AN DIE TEILNEHMER AN DER 81.GENERALVERSAMMLUNGDER POLIZEIORGANISATION INTERPOL

Aula Paolo VI
Freitag, 9. November 2012

   

Sehr geehrte Obrigkeiten,
meine Damen und Herren,

ich freue mich, Sie zum Abschluß der Generalversammlung von Interpol begrüßen zu dürfen, die Vertreter von Polizeikräften und Sicherheitsdiensten mit Delegierten aus der Politik und den Institutionen ihrer 190 Mitgliedstaaten, denen seit 2008 auch der Vatikanstaat angehört, hier in Rom zusammengeführt hat. Ich begrüße alle Anwesenden und möchte durch Sie auch die führenden Persönlichkeiten Ihrer Staaten und ihre Bürger herzlich begrüßen, für deren Sicherheit Sie professionell und pflichtbewußt arbeiten.

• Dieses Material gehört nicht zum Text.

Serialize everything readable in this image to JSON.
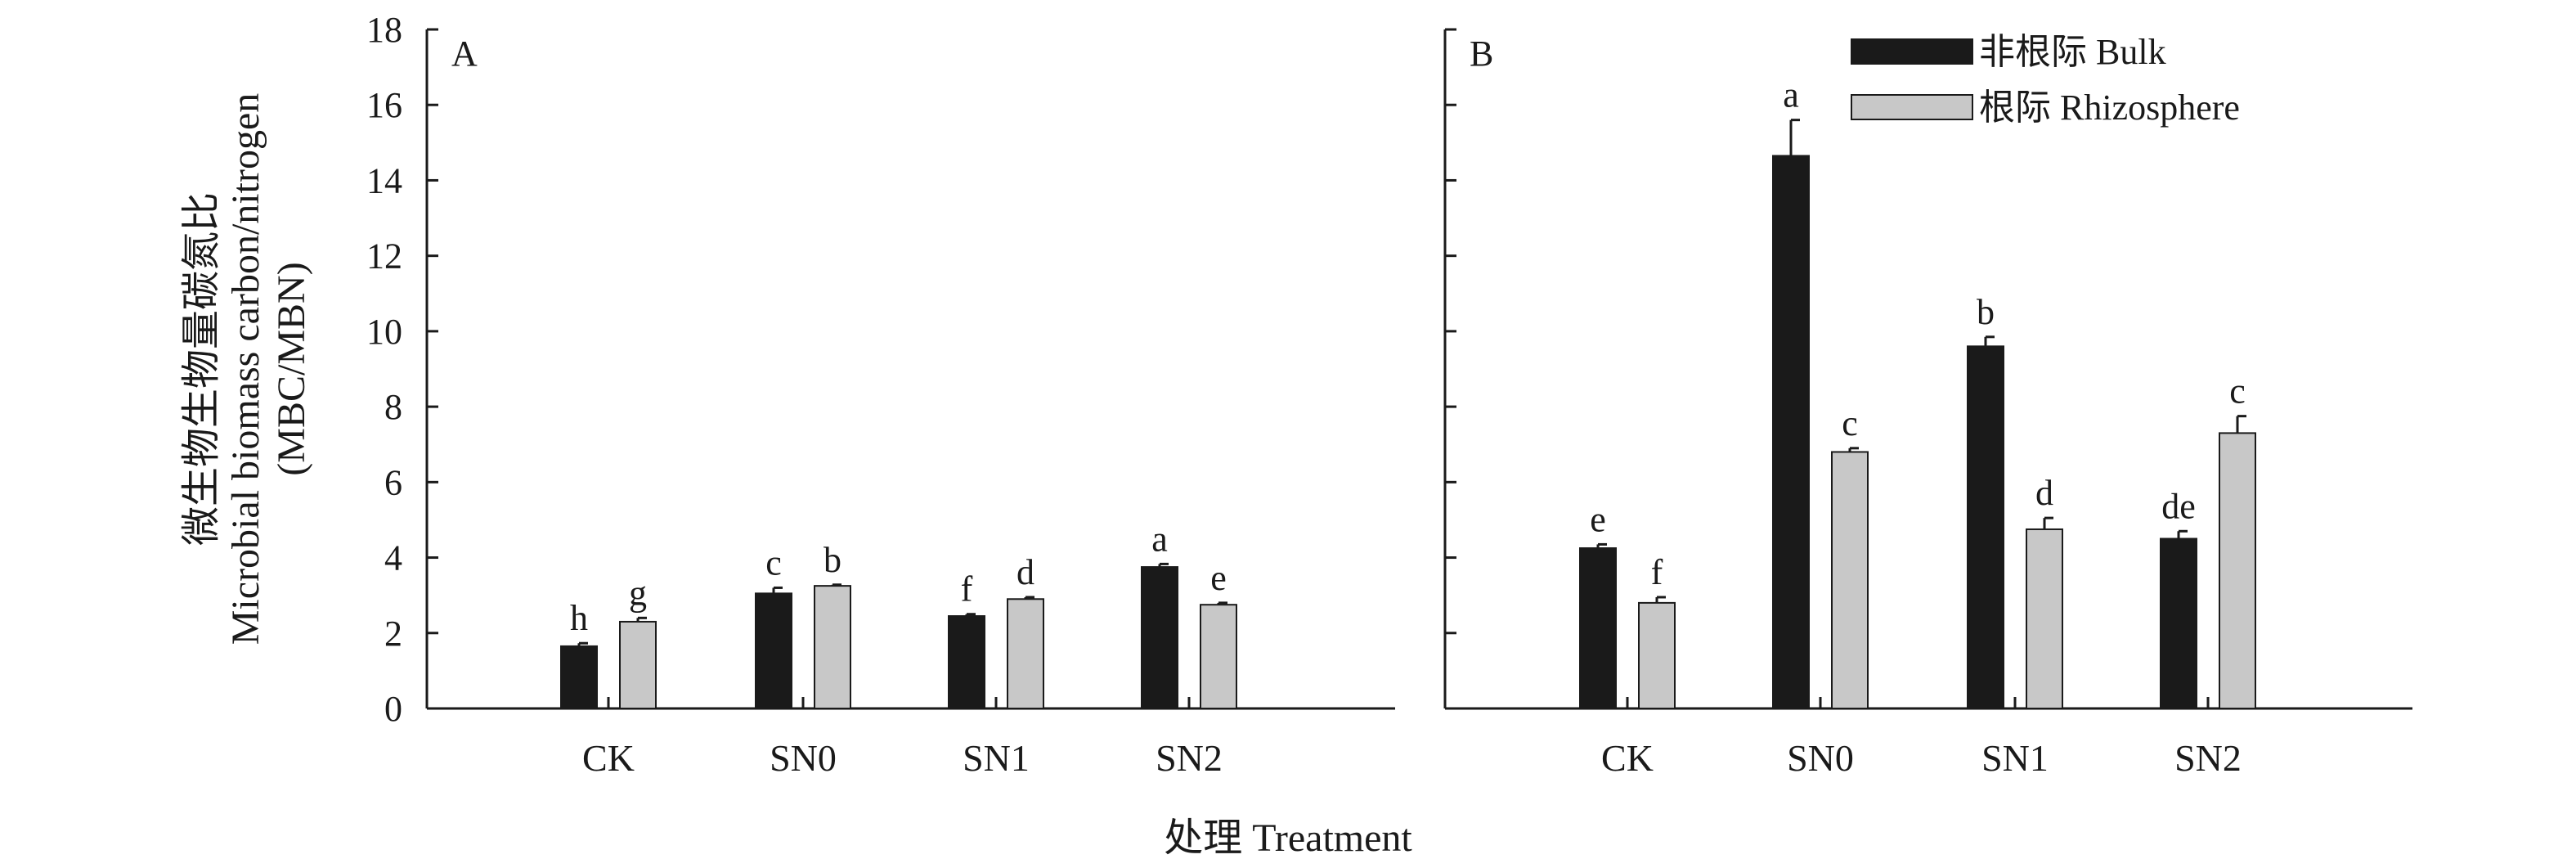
{
  "y_axis": {
    "title_lines": [
      "微生物生物量碳氮比",
      "Microbial biomass carbon/nitrogen",
      "(MBC/MBN)"
    ]
  },
  "x_axis": {
    "title": "处理 Treatment"
  },
  "legend": {
    "placement": "top-right of panel B",
    "entries": [
      {
        "label": "非根际 Bulk",
        "color": "#1a1a1a"
      },
      {
        "label": "根际 Rhizosphere",
        "color": "#c8c8c8"
      }
    ]
  },
  "chart_data": [
    {
      "type": "bar",
      "panel": "A",
      "categories": [
        "CK",
        "SN0",
        "SN1",
        "SN2"
      ],
      "ylim": [
        0,
        18
      ],
      "yticks": [
        0,
        2,
        4,
        6,
        8,
        10,
        12,
        14,
        16,
        18
      ],
      "grid": false,
      "series": [
        {
          "name": "非根际 Bulk",
          "color": "#1a1a1a",
          "values": [
            1.65,
            3.05,
            2.45,
            3.75
          ],
          "errors": [
            0.08,
            0.15,
            0.05,
            0.08
          ],
          "letters": [
            "h",
            "c",
            "f",
            "a"
          ]
        },
        {
          "name": "根际 Rhizosphere",
          "color": "#c8c8c8",
          "values": [
            2.3,
            3.25,
            2.9,
            2.75
          ],
          "errors": [
            0.1,
            0.03,
            0.05,
            0.05
          ],
          "letters": [
            "g",
            "b",
            "d",
            "e"
          ]
        }
      ]
    },
    {
      "type": "bar",
      "panel": "B",
      "categories": [
        "CK",
        "SN0",
        "SN1",
        "SN2"
      ],
      "ylim": [
        0,
        18
      ],
      "yticks": [
        0,
        2,
        4,
        6,
        8,
        10,
        12,
        14,
        16,
        18
      ],
      "grid": false,
      "series": [
        {
          "name": "非根际 Bulk",
          "color": "#1a1a1a",
          "values": [
            4.25,
            14.65,
            9.6,
            4.5
          ],
          "errors": [
            0.1,
            0.95,
            0.25,
            0.2
          ],
          "letters": [
            "e",
            "a",
            "b",
            "de"
          ]
        },
        {
          "name": "根际 Rhizosphere",
          "color": "#c8c8c8",
          "values": [
            2.8,
            6.8,
            4.75,
            7.3
          ],
          "errors": [
            0.15,
            0.1,
            0.3,
            0.45
          ],
          "letters": [
            "f",
            "c",
            "d",
            "c"
          ]
        }
      ]
    }
  ]
}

Mein besonderer Gruß geht auch an die Minister und Regierungsmitglieder sowie an die italienische Innenministerin, die soeben das Wort ergriffen hat, ebenso wie an die Präsidentin von Interpol und dessen Generalsekretär, dem ich für seine eben an uns gerichtete Ansprache danke. In diesen von Studium und Beratungen geprägten Tagen haben Sie Ihre Aufmerksamkeit vor allem auf den Ausbau der internationalen Zusammenarbeit im Kampf gegen die Kriminalität gerichtet. In einer Zeit, in der wir auf weltweiter Ebene seitens transnationaler Gruppierungen, die den Fortschritt der Menschlichkeit bremsen, eine Ausweitung der Quellen der Gewalt beobachten, ist es wichtig, die Zusammenarbeit und den Erfahrungsaustausch zu verstärken. Nicht weniger wichtig ist die Tatsache, daß die Pflicht, hierüber nachzudenken, die Politiker zusammenführt, die im selben Maße wie die juristischen Institutionen und die Ordnungskräfte für die Sicherheit und die Gerechtigkeit verantwortlich sind, so daß jeder in seinem jeweiligen Aufgabenbereich einen wirkungsvollen Beitrag im Dienste eines konstruktiven Austausches leisten kann. In der Tat können die politischen Amtsträger mit Unterstützung der Institutionen, die sich für Recht und Ordnung einsetzen, leichter die zunehmenden Bedrohungen für die Gesellschaft identifizieren und werden folglich dazu in der Lage sein, angemessene gesetzliche und operative Weisungen zu erteilen, um die Kriminalität zu bekämpfen. In unserer Zeit leidet die Menschheitsfamilie unter den zahlreichen Verstößen, die gegen die Gerechtigkeit und gegen das Gesetz begangen werden und die in nicht wenigen Fällen in Gewaltausbrüche und kriminelle Handlungen ausarten. Es ist deshalb erforderlich, sowohl die einzelnen als auch die Gemeinschaften mit unablässiger und stets neuer Entschlossenheit sowie mit angemessenen Mitteln zu schützen. In dieser Hinsicht spielt Interpol, das wir als eine Schutzbastion der internationalen Sicherheit definieren könnten, eine bedeutsame Rolle hinsichtlich der Verwirklichung des Gemeinwohls, da eine gerechte Gesellschaft der Ordnung und der Respektierung des Gesetzes bedarf, um ein friedliches, ruhiges Zusammenleben in der Gesellschaft zu gewährleisten. Ich weiß, daß einige unter Ihnen mitunter Ihre Arbeit unter äußerst schwierigen Bedingungen leisten, und daß Sie Ihr Leben riskieren, um das Leben anderer zu schützen und die Errichtung einer friedlichen Gesellschaft zu ermöglichen.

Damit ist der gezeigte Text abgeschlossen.